Any transport costs of the Product or Products returned in the prescribed time limit for any reasons including costs of shipment to the Customer shall be met by the SELLER. In case of replacement, transport costs for initial replacement shall be met by the SELLER; in cases where the same product is replaced twice, costs of the second replacement shall be met by the Customer.
5.4. Upon return of the Product or Products to the SELLER, the original invoice submitted to the Customer during delivery must also be returned to the SELLER and no return request may be processed unless the invoice is sent back with the Product or Products or individually sent to the SELLER within 5 (five) days from shipment of the Product or Products; in this case, the Product or Products shall be sent back to the Customer against payment upon delivery.
5.5. The phrase, “return invoice” shall be written and signed by the Customer on the invoice to be returned.
Renouncement right may not be exercised for products not considered appropriate to be returned in terms of health and hygiene as far as goods on which protective elements such as packaging, tapes, seals and packages are opened after delivery are concerned.
Consumers Arbitration Tribunals and Consumers Courts at the location of the Customer’s domicile have the sole jurisdiction over settlement of disputes arising from this Contract, which have a value of up to the limit communicated by the Ministry of Industry and Trade.
Any notices, warnings and notifications to be served as per this Contract shall be served by e-mail, courier accompanied with explanation thereof, certified mail or a notary at the addresses of the Parties designated in Article 1 of this Contract.
The Parties hereby agree that their addresses designated in the Contract are their respective notice addresses and that unless any change of address shall be notified to the other Party before five (5) business days, notices to be served at these addresses shall be effective. Any notices served by the SELLER on the Customer under this contract shall be considered having reached the Customer 1 (one) day after this dispatch and any notices to be sent by the Customer to the SELLER shall be considered effective from the date when they are considered having been served according to Turkish laws.

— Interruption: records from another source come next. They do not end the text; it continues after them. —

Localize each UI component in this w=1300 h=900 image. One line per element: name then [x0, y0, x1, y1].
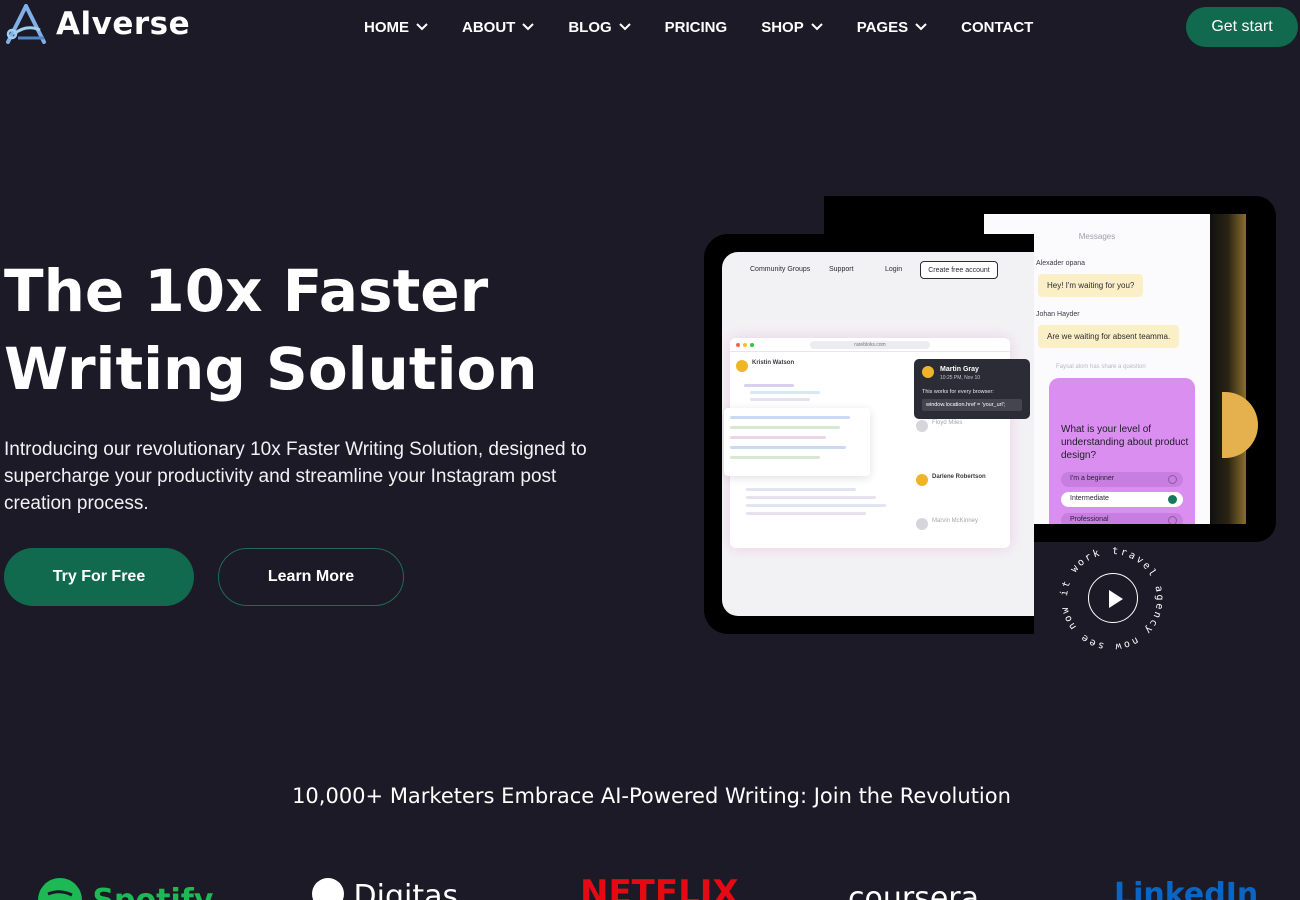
try-for-free-button[interactable]: Try For Free — [4, 548, 194, 606]
chevron-down-icon — [522, 23, 535, 31]
social-proof-title: 10,000+ Marketers Embrace AI-Powered Wri… — [292, 784, 1011, 808]
nav-label: HOME — [364, 18, 409, 36]
nav-item-shop[interactable]: SHOP — [761, 16, 823, 38]
brand-wordmark: Digitas — [353, 879, 459, 900]
browser-toolbar: rarebloks.com — [730, 338, 1010, 352]
play-video-button[interactable] — [1088, 573, 1138, 623]
nav-label: PAGES — [856, 18, 909, 36]
code-snippet-card — [724, 408, 870, 476]
quiz-option[interactable]: Professional — [1061, 513, 1183, 524]
list-item-name: Floyd Miles — [932, 420, 963, 426]
device-screen: Community Groups Support Login Create fr… — [722, 252, 1034, 616]
tooltip-time: 10:25 PM, Nov 10 — [940, 375, 981, 381]
message-note: Faysal alom has share a question — [1056, 364, 1146, 370]
quiz-question: What is your level of understanding abou… — [1061, 424, 1189, 461]
screen-nav-link: Login — [885, 266, 903, 273]
tooltip-text: This works for every browser: — [922, 389, 994, 395]
play-icon — [1109, 590, 1123, 608]
avatar — [916, 518, 928, 530]
message-sender: Johan Hayder — [1036, 311, 1080, 318]
code-line — [750, 398, 810, 401]
chevron-down-icon — [810, 23, 823, 31]
nav-label: CONTACT — [961, 18, 1034, 36]
chevron-down-icon — [416, 23, 428, 31]
minimize-dot-icon — [743, 343, 747, 347]
nav-item-contact[interactable]: CONTACT — [961, 16, 1033, 38]
avatar — [736, 360, 748, 372]
code-line — [746, 504, 886, 507]
code-line — [730, 426, 840, 429]
coursera-logo: coursera — [848, 881, 980, 900]
message-bubble: Hey! I'm waiting for you? — [1038, 274, 1144, 297]
avatar — [922, 366, 934, 378]
check-icon — [1168, 495, 1177, 504]
chevron-down-icon — [618, 23, 631, 31]
tooltip-name: Martin Gray — [940, 366, 979, 373]
linkedin-logo: LinkedIn — [1114, 877, 1259, 900]
radio-icon — [1168, 516, 1177, 524]
spotify-icon — [38, 878, 82, 900]
alverse-logo-icon — [6, 4, 46, 44]
list-item-name: Marvin McKinney — [932, 518, 979, 524]
code-line — [750, 391, 820, 394]
code-line — [730, 446, 846, 449]
quiz-option-label: Professional — [1070, 516, 1109, 523]
main-nav: HOME ABOUT BLOG PRICING SHOP PAGES CONTA… — [364, 16, 1033, 38]
nav-item-pages[interactable]: PAGES — [857, 16, 927, 38]
hero-title: The 10x Faster Writing Solution — [4, 252, 564, 408]
create-account-button: Create free account — [920, 261, 998, 279]
brand-name: Alverse — [56, 6, 191, 42]
hero-title-line2: Writing Solution — [4, 335, 538, 403]
quiz-option-label: Intermediate — [1070, 495, 1109, 502]
learn-more-button[interactable]: Learn More — [218, 548, 404, 606]
code-line — [746, 512, 866, 515]
quiz-option-label: I'm a beginner — [1070, 475, 1115, 482]
chat-tooltip: Martin Gray 10:25 PM, Nov 10 This works … — [914, 359, 1030, 419]
close-dot-icon — [736, 343, 740, 347]
nav-item-home[interactable]: HOME — [364, 16, 428, 38]
screen-nav-link: Community Groups — [750, 266, 811, 273]
quiz-card: What is your level of understanding abou… — [1049, 378, 1195, 524]
author-name: Kristin Watson — [752, 360, 795, 366]
code-line — [730, 456, 820, 459]
site-header: Alverse HOME ABOUT BLOG PRICING SHOP PAG… — [0, 0, 1300, 60]
screen-nav-link: Support — [829, 266, 854, 273]
decorative-gradient — [1210, 214, 1246, 524]
quiz-option-selected[interactable]: Intermediate — [1061, 492, 1183, 507]
nav-label: SHOP — [761, 18, 804, 36]
digitas-logo: Digitas — [312, 878, 458, 900]
radio-icon — [1168, 475, 1177, 484]
avatar — [916, 474, 928, 486]
maximize-dot-icon — [750, 343, 754, 347]
code-line — [746, 496, 876, 499]
code-line — [730, 436, 826, 439]
digitas-icon — [312, 878, 344, 900]
netflix-logo: NETFLIX — [580, 874, 739, 900]
hero-description: Introducing our revolutionary 10x Faster… — [4, 439, 587, 514]
code-line — [746, 488, 856, 491]
list-item-name: Darlene Robertson — [932, 474, 986, 480]
nav-label: PRICING — [664, 18, 728, 36]
chevron-down-icon — [915, 23, 927, 31]
message-sender: Alexader opana — [1036, 260, 1086, 267]
brand-logo[interactable]: Alverse — [4, 4, 190, 44]
code-line — [744, 384, 794, 387]
hero-title-line1: The 10x Faster — [4, 257, 489, 325]
message-bubble: Are we waiting for absent teamma. — [1038, 325, 1180, 348]
nav-label: BLOG — [568, 18, 612, 36]
brand-wordmark: Spotify — [92, 883, 213, 900]
nav-item-pricing[interactable]: PRICING — [665, 16, 728, 38]
nav-label: ABOUT — [462, 18, 516, 36]
nav-item-blog[interactable]: BLOG — [568, 16, 631, 38]
get-start-button[interactable]: Get start — [1186, 7, 1298, 47]
avatar — [916, 420, 928, 432]
spotify-logo: Spotify — [38, 878, 213, 900]
code-line — [730, 416, 850, 419]
tooltip-code: window.location.href = 'your_url'; — [922, 399, 1022, 411]
nav-item-about[interactable]: ABOUT — [462, 16, 535, 38]
partner-logos: Spotify Digitas NETFLIX coursera LinkedI… — [0, 874, 1300, 900]
quiz-option[interactable]: I'm a beginner — [1061, 472, 1183, 487]
url-bar: rarebloks.com — [810, 341, 930, 349]
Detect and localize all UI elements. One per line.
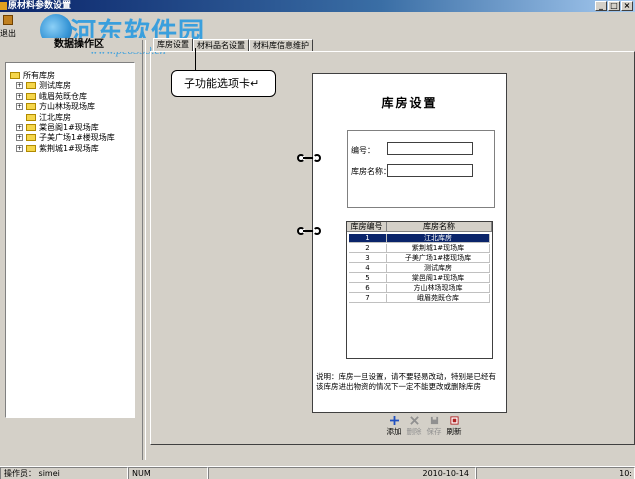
- table-row[interactable]: 6 方山林场现场库: [349, 284, 490, 293]
- warehouse-grid[interactable]: 库房编号 库房名称 1 江北库房 2 紫荆城1#现场库 3 子美广场1#楼现场库 4 测试库房…: [346, 221, 493, 359]
- folder-icon: [26, 144, 36, 152]
- status-operator: 操作员： simei: [0, 467, 128, 479]
- expand-icon[interactable]: +: [16, 82, 23, 90]
- tree-item[interactable]: 所有库房: [10, 71, 55, 81]
- window-controls: _ □ ×: [595, 1, 633, 11]
- code-input[interactable]: [387, 142, 473, 155]
- warehouse-name-label: 库房名称：: [351, 167, 391, 176]
- cell-code: 5: [349, 274, 387, 282]
- cell-name: 紫荆城1#现场库: [387, 244, 490, 252]
- expand-icon[interactable]: +: [16, 92, 23, 100]
- warehouse-tree[interactable]: 所有库房 + 测试库房 + 峨眉苑既仓库 + 方山林场现场库 江北库房 + 棠邑阁1#现场库 + 子美…: [5, 62, 135, 418]
- expand-icon[interactable]: +: [16, 124, 23, 131]
- binder-ring-icon: [297, 154, 321, 162]
- grid-header: 库房编号 库房名称: [347, 222, 492, 232]
- tree-item[interactable]: + 峨眉苑既仓库: [16, 92, 87, 102]
- refresh-button[interactable]: 刷新: [445, 416, 463, 437]
- form-title: 库房设置: [381, 96, 438, 110]
- maximize-button[interactable]: □: [608, 1, 620, 11]
- table-row[interactable]: 7 峨眉苑既仓库: [349, 294, 490, 303]
- callout-pointer: [195, 48, 196, 70]
- status-date: 2010-10-14: [208, 467, 476, 479]
- status-time: 10:: [476, 467, 635, 479]
- tree-item[interactable]: + 棠邑阁1#现场库: [16, 123, 99, 133]
- expand-icon[interactable]: +: [16, 103, 23, 111]
- table-row[interactable]: 1 江北库房: [349, 234, 490, 243]
- tree-item[interactable]: + 测试库房: [16, 81, 71, 91]
- action-toolbar: 添加 删除 保存 刷新: [385, 416, 463, 437]
- cell-code: 3: [349, 254, 387, 262]
- table-row[interactable]: 5 棠邑阁1#现场库: [349, 274, 490, 283]
- column-header-name[interactable]: 库房名称: [387, 222, 492, 231]
- cell-code: 7: [349, 294, 387, 302]
- table-row[interactable]: 2 紫荆城1#现场库: [349, 244, 490, 253]
- add-button[interactable]: 添加: [385, 416, 403, 437]
- column-header-code[interactable]: 库房编号: [347, 222, 387, 231]
- callout-annotation: 子功能选项卡↵: [171, 70, 276, 97]
- tree-item-label: 紫荆城1#现场库: [39, 143, 99, 153]
- cell-name: 测试库房: [387, 264, 490, 272]
- action-label: 添加: [386, 427, 402, 436]
- tree-item[interactable]: + 紫荆城1#现场库: [16, 144, 99, 154]
- folder-icon: [26, 124, 36, 131]
- tree-item-label: 子美广场1#楼现场库: [39, 133, 115, 143]
- tree-item-label: 江北库房: [39, 112, 71, 122]
- left-panel-header: 数据操作区: [40, 38, 150, 52]
- status-bar: 操作员： simei NUM 2010-10-14 10:: [0, 466, 635, 479]
- folder-icon: [26, 134, 36, 142]
- refresh-icon: [449, 416, 459, 425]
- tree-item-label: 峨眉苑既仓库: [39, 91, 87, 101]
- cell-code: 6: [349, 284, 387, 292]
- exit-label: 退出: [0, 29, 16, 38]
- tree-item-label: 方山林场现场库: [39, 102, 95, 112]
- delete-button[interactable]: 删除: [405, 416, 423, 437]
- title-bar: 原材料参数设置 _ □ ×: [0, 0, 635, 12]
- exit-button[interactable]: 退出: [0, 15, 18, 38]
- folder-icon: [26, 92, 36, 100]
- cell-code: 2: [349, 244, 387, 252]
- cell-name: 江北库房: [387, 234, 490, 242]
- warehouse-name-input[interactable]: [387, 164, 473, 177]
- note-text: 说明：库房一旦设置，请不要轻易改动，特别是已经有该库房进出物资的情况下一定不能更…: [316, 372, 496, 391]
- splitter[interactable]: [142, 40, 146, 460]
- save-button[interactable]: 保存: [425, 416, 443, 437]
- folder-icon: [10, 72, 20, 79]
- tree-item[interactable]: + 子美广场1#楼现场库: [16, 133, 115, 143]
- action-label: 删除: [406, 427, 422, 436]
- table-row[interactable]: 3 子美广场1#楼现场库: [349, 254, 490, 263]
- code-label: 编号：: [351, 146, 375, 155]
- delete-icon: [409, 416, 419, 425]
- window-title: 原材料参数设置: [8, 1, 72, 11]
- folder-icon: [26, 82, 36, 90]
- form-fields-box: 编号： 库房名称：: [347, 130, 495, 208]
- tree-item-label: 棠邑阁1#现场库: [39, 123, 99, 132]
- cell-name: 峨眉苑既仓库: [387, 294, 490, 302]
- app-icon: [0, 2, 7, 10]
- cell-name: 方山林场现场库: [387, 284, 490, 292]
- close-button[interactable]: ×: [621, 1, 633, 11]
- tab-warehouse-settings[interactable]: 库房设置: [153, 38, 193, 52]
- minimize-button[interactable]: _: [595, 1, 607, 11]
- add-icon: [389, 416, 399, 425]
- folder-icon: [26, 113, 36, 121]
- action-label: 刷新: [446, 427, 462, 436]
- tree-item-label: 所有库房: [23, 71, 55, 80]
- tree-item-label: 测试库房: [39, 81, 71, 91]
- save-icon: [430, 416, 438, 425]
- cell-name: 子美广场1#楼现场库: [387, 254, 490, 262]
- exit-icon: [3, 15, 13, 25]
- action-label: 保存: [426, 427, 442, 436]
- cell-code: 1: [349, 234, 387, 242]
- table-row[interactable]: 4 测试库房: [349, 264, 490, 273]
- binder-ring-icon: [297, 227, 321, 235]
- tree-item[interactable]: + 方山林场现场库: [16, 102, 95, 112]
- expand-icon[interactable]: +: [16, 134, 23, 142]
- folder-icon: [26, 103, 36, 111]
- tree-item[interactable]: 江北库房: [16, 113, 71, 123]
- cell-name: 棠邑阁1#现场库: [387, 274, 490, 282]
- cell-code: 4: [349, 264, 387, 272]
- tab-strip: 库房设置 材料品名设置 材料库信息维护: [153, 38, 313, 52]
- status-num: NUM: [128, 467, 208, 479]
- expand-icon[interactable]: +: [16, 144, 23, 152]
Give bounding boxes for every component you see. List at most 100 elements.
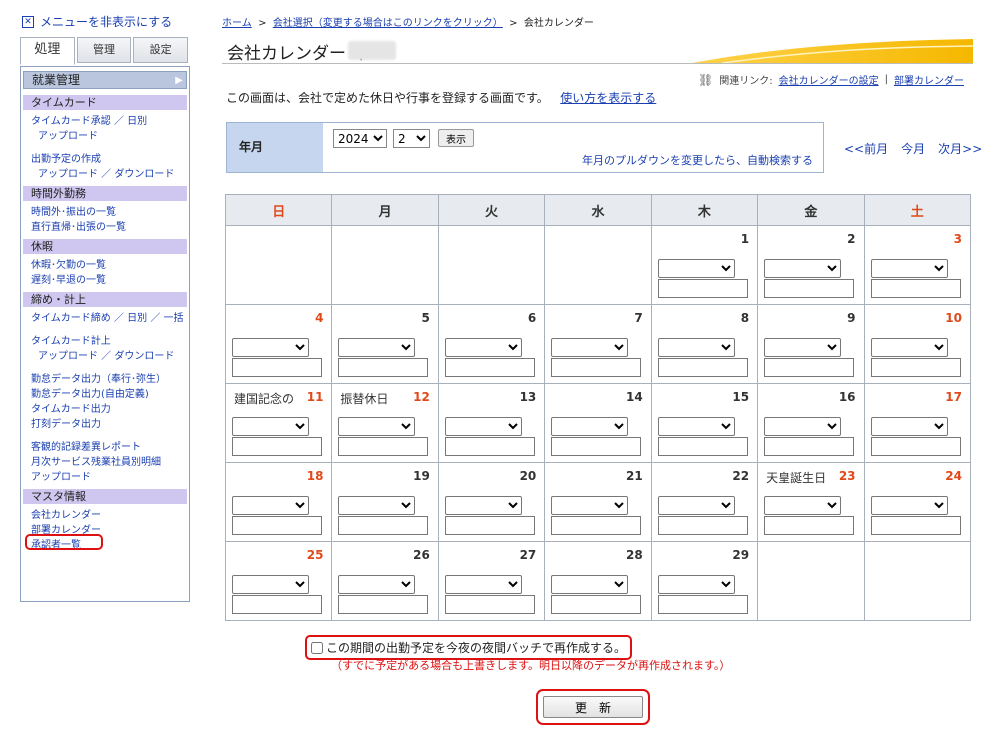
sidebar-link[interactable]: 月次サービス残業社員別明細 (21, 455, 189, 470)
sidebar-link[interactable]: 出勤予定の作成 (21, 152, 189, 167)
day-type-select[interactable] (232, 496, 309, 515)
next-month-link[interactable]: 次月>> (938, 140, 982, 157)
tab-management[interactable]: 管理 (76, 37, 132, 63)
sidebar-link[interactable]: 勤怠データ出力（奉行･弥生） (21, 372, 189, 387)
sidebar-link[interactable]: タイムカード承認 ／ 日別 (21, 114, 189, 129)
title-underline (222, 63, 973, 64)
day-event-input[interactable] (232, 595, 322, 614)
day-event-input[interactable] (870, 279, 961, 298)
breadcrumb-home[interactable]: ホーム (222, 18, 252, 29)
prev-month-link[interactable]: <<前月 (844, 140, 888, 157)
day-event-input[interactable] (764, 358, 855, 377)
day-event-input[interactable] (338, 516, 429, 535)
hide-menu-toggle[interactable]: ✕ メニューを非表示にする (22, 13, 172, 30)
day-type-select[interactable] (551, 496, 629, 515)
sidebar-link[interactable]: 遅刻･早退の一覧 (21, 273, 189, 288)
day-type-select[interactable] (657, 496, 735, 515)
day-type-select[interactable] (551, 417, 629, 436)
day-type-select[interactable] (764, 259, 842, 278)
sidebar-link[interactable]: 直行直帰･出張の一覧 (21, 220, 189, 235)
day-event-input[interactable] (232, 516, 322, 535)
day-event-input[interactable] (232, 358, 322, 377)
day-type-select[interactable] (657, 259, 735, 278)
day-event-input[interactable] (551, 358, 642, 377)
day-type-select[interactable] (551, 575, 629, 594)
day-type-select[interactable] (232, 338, 309, 357)
day-event-input[interactable] (657, 595, 748, 614)
sidebar-link[interactable]: 客観的記録差異レポート (21, 440, 189, 455)
day-type-select[interactable] (551, 338, 629, 357)
year-select[interactable]: 2024 (333, 129, 387, 148)
day-type-select[interactable] (764, 338, 842, 357)
day-type-select[interactable] (444, 575, 522, 594)
sidebar-link[interactable]: タイムカード計上 (21, 334, 189, 349)
description: この画面は、会社で定めた休日や行事を登録する画面です。 使い方を表示する (226, 89, 656, 106)
show-button[interactable]: 表示 (438, 129, 474, 147)
help-link[interactable]: 使い方を表示する (560, 91, 656, 105)
day-event-input[interactable] (338, 358, 429, 377)
day-event-input[interactable] (657, 358, 748, 377)
dept-calendar-link[interactable]: 部署カレンダー (894, 72, 964, 87)
sidebar-link[interactable]: 休暇･欠勤の一覧 (21, 258, 189, 273)
day-event-input[interactable] (551, 437, 642, 456)
breadcrumb-company-select[interactable]: 会社選択（変更する場合はこのリンクをクリック） (273, 18, 503, 29)
day-event-input[interactable] (444, 437, 535, 456)
current-month-link[interactable]: 今月 (901, 140, 925, 157)
day-type-select[interactable] (870, 338, 948, 357)
sidebar-link[interactable]: 勤怠データ出力(自由定義) (21, 387, 189, 402)
day-type-select[interactable] (338, 338, 416, 357)
day-type-select[interactable] (764, 496, 842, 515)
update-button[interactable]: 更 新 (543, 696, 643, 718)
day-event-input[interactable] (764, 516, 855, 535)
sidebar-link[interactable]: 時間外･振出の一覧 (21, 205, 189, 220)
sidebar-link[interactable]: アップロード (21, 470, 189, 485)
day-event-input[interactable] (870, 516, 961, 535)
sidebar-link[interactable]: アップロード ／ ダウンロード (21, 349, 189, 364)
day-event-input[interactable] (444, 595, 535, 614)
sidebar-link[interactable]: タイムカード締め ／ 日別 ／ 一括 (21, 311, 189, 326)
day-event-input[interactable] (870, 358, 961, 377)
day-type-select[interactable] (764, 417, 842, 436)
day-event-input[interactable] (232, 437, 322, 456)
day-type-select[interactable] (870, 496, 948, 515)
day-type-select[interactable] (657, 575, 735, 594)
day-event-input[interactable] (870, 437, 961, 456)
day-event-input[interactable] (657, 279, 748, 298)
day-type-select[interactable] (870, 417, 948, 436)
day-event-input[interactable] (338, 595, 429, 614)
day-event-input[interactable] (764, 437, 855, 456)
day-type-select[interactable] (232, 417, 309, 436)
day-event-input[interactable] (444, 516, 535, 535)
sidebar-header[interactable]: 就業管理 ▶ (23, 71, 187, 89)
day-type-select[interactable] (444, 496, 522, 515)
sidebar-link[interactable]: タイムカード出力 (21, 402, 189, 417)
company-calendar-settings-link[interactable]: 会社カレンダーの設定 (779, 72, 879, 87)
day-event-input[interactable] (764, 279, 855, 298)
tab-processing[interactable]: 処理 (20, 37, 75, 65)
sidebar-link[interactable]: 会社カレンダー (21, 508, 189, 523)
tab-settings[interactable]: 設定 (133, 37, 189, 63)
day-event-input[interactable] (657, 437, 748, 456)
day-type-select[interactable] (444, 417, 522, 436)
day-type-select[interactable] (444, 338, 522, 357)
day-type-select[interactable] (338, 496, 416, 515)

This Contract, comprising 9 (nine) articles and 6 (six) pages is hereby executed by the Parties on [*DYNAMIC*]. The preliminary information form located on the payment page of the website, budasilver.com, and invoice are integral parts of this Contract. The Parties hereby agree, declare and pledge that they have fully read, understood and accepted this Contract in its entirety, that the information provided by each of them is correct and that any provisions hereof are effective. By approving this Contract via the specifically prepared platform of the Site, the Customer is hereby considered as having agreed to any terms hereof.